The winter honeysuckle (Lonicera fragrantissima) is also blooming well. It’s a semi-evergreen shrub that shoots out new branches all summer long. They quite often die inexplicably, so a good deal of pruning is needed to keep the plant looking tidy. The flowers are by no means showy, but the fragrance, especially in the evening, is something special — a lemony sweetness.
Winter Honeysuckle Shrub
Another January-blooming plant that sends out an alluring fragrance at night is really a weed — the spurge laurel, Daphne laureola. It’s a tough, drought-tolerant shrub that self-seeds generously, so has become an invasive pest in woodlands here. I have a few of them around the edges of the garden, and as long as I pull up the dozens of seedlings they produce, I can enjoy the haunting perfume on damp winter evenings.

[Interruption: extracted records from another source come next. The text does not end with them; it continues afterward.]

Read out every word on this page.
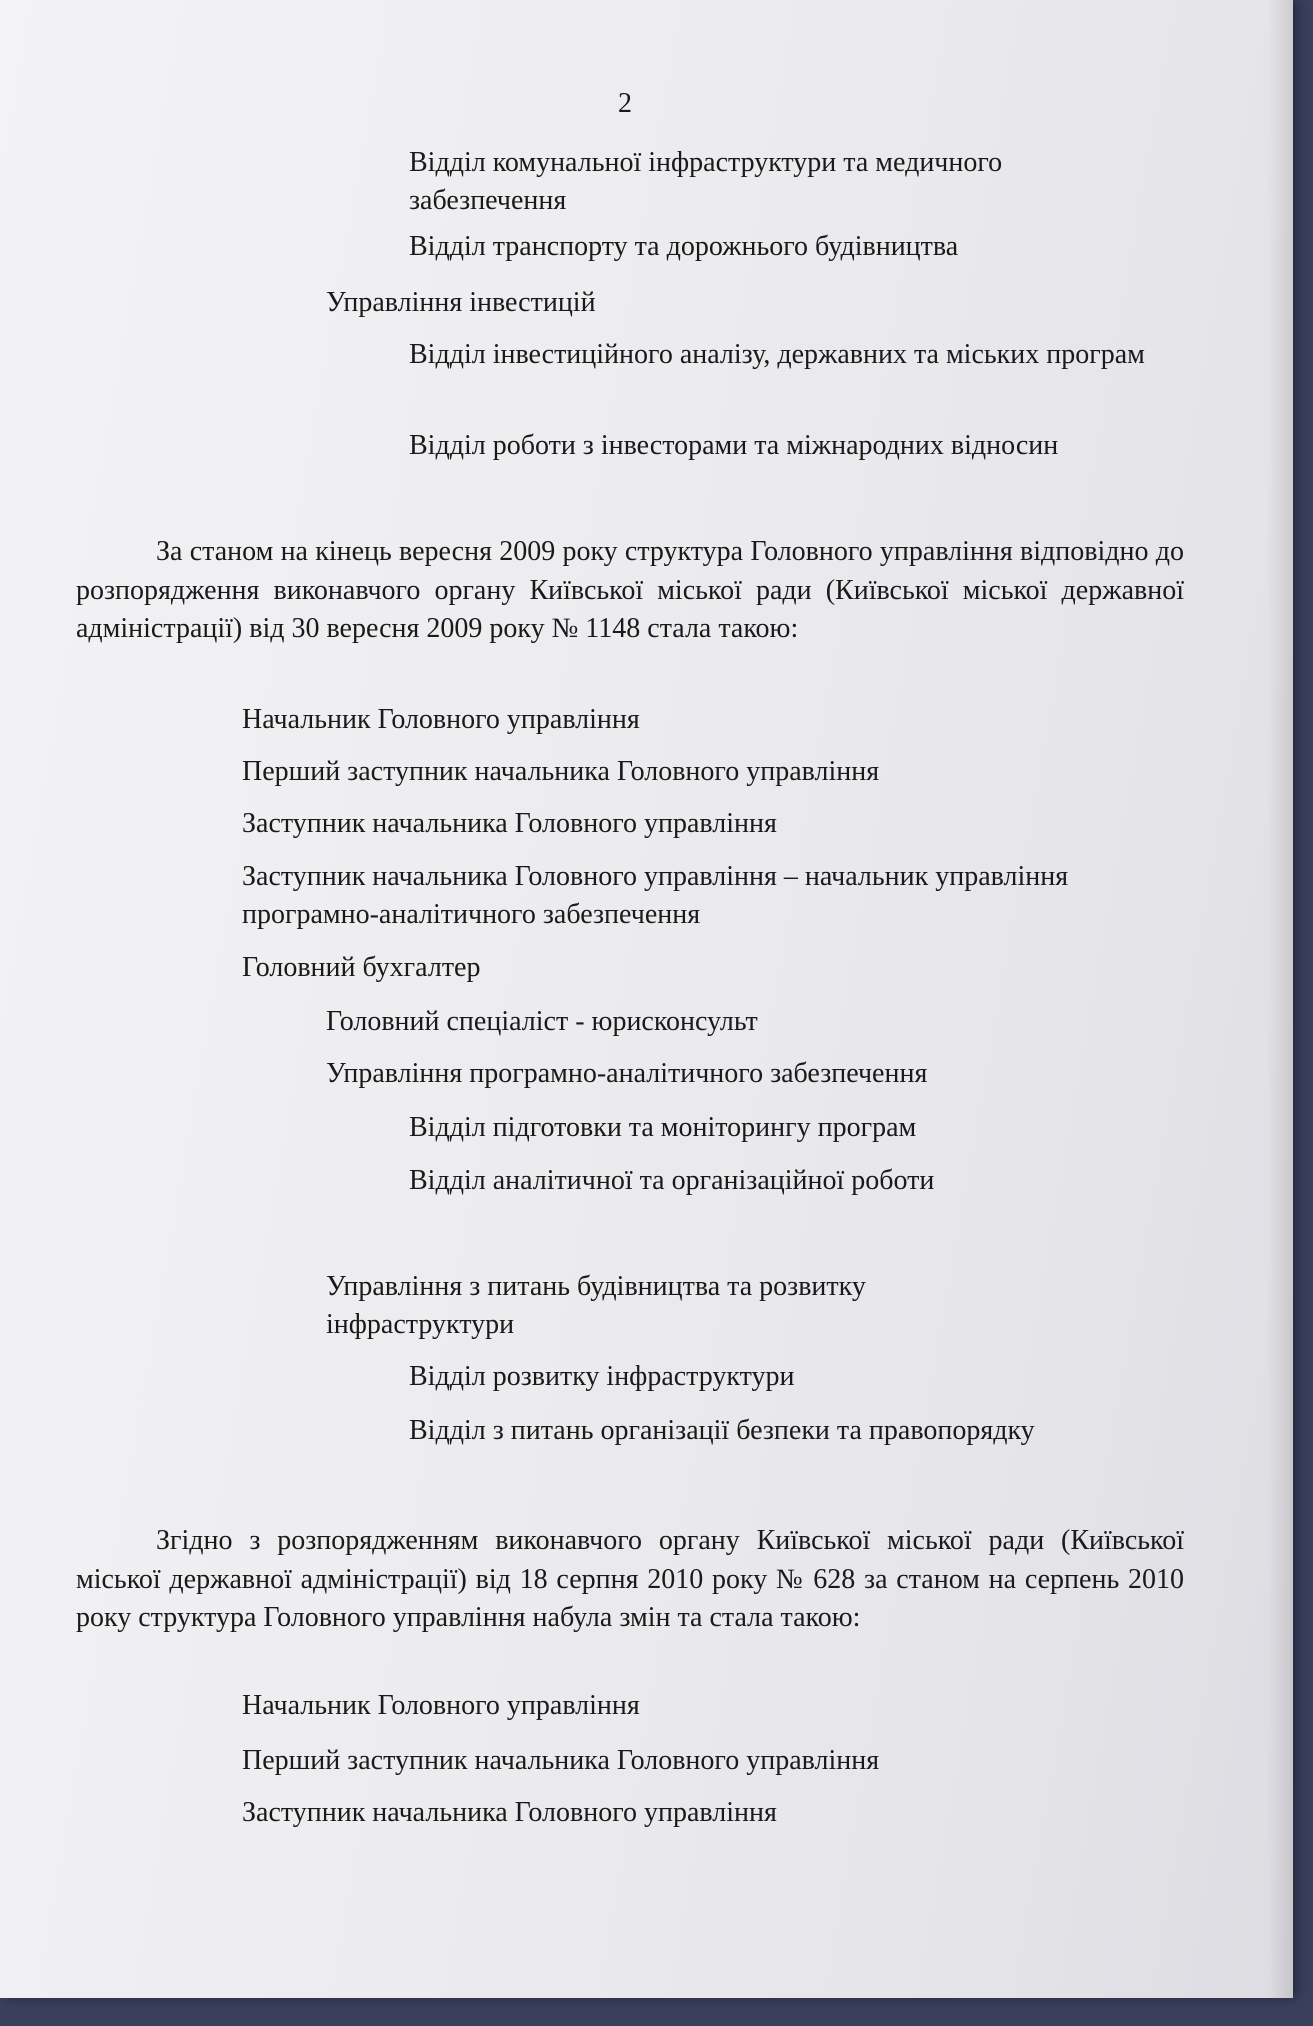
2
Відділ комунальної інфраструктури та медичного забезпечення
Відділ транспорту та дорожнього будівництва
Управління інвестицій
Відділ інвестиційного аналізу, державних та міських програм
Відділ роботи з інвесторами та міжнародних відносин
За станом на кінець вересня 2009 року структура Головного управління відповідно до розпорядження виконавчого органу Київської міської ради (Київської міської державної адміністрації) від 30 вересня 2009 року № 1148 стала такою:
Начальник Головного управління
Перший заступник начальника Головного управління
Заступник начальника Головного управління
Заступник начальника Головного управління – начальник управління програмно-аналітичного забезпечення
Головний бухгалтер
Головний спеціаліст - юрисконсульт
Управління програмно-аналітичного забезпечення
Відділ підготовки та моніторингу програм
Відділ аналітичної та організаційної роботи
Управління з питань будівництва та розвитку інфраструктури
Відділ розвитку інфраструктури
Відділ з питань організації безпеки та правопорядку
Згідно з розпорядженням виконавчого органу Київської міської ради (Київської міської державної адміністрації) від 18 серпня 2010 року № 628 за станом на серпень 2010 року структура Головного управління набула змін та стала такою:
Начальник Головного управління
Перший заступник начальника Головного управління
Заступник начальника Головного управління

Spurge laurel (Daphne laureola)
Then there’s the Algerian iris (I. unguicularis). The foliage is messy, but the flowers are improbably gorgeous in January.
Algerian iris (Iris unguicularis)
The Corsican hellebores are among the winter-blooming stalwarts in this garden, totally reliable, as are snowdrops.
Hellebore and Snowdrops
My scraggly rosemary plant, which has put up with shade for twenty years of summers, blooms defiantly in January. I guess the absence of leaves on the maples in autumn enables it to set buds. The flowers are little pale blue things that would go unnoticed in summer.
Rosemary in bloom
And finally, another weedy plant with fragrant flowers — the modest violet. The perfume sneaks up and delivers a pleasant surprise when I’m standing around contemplating the garden on a January day.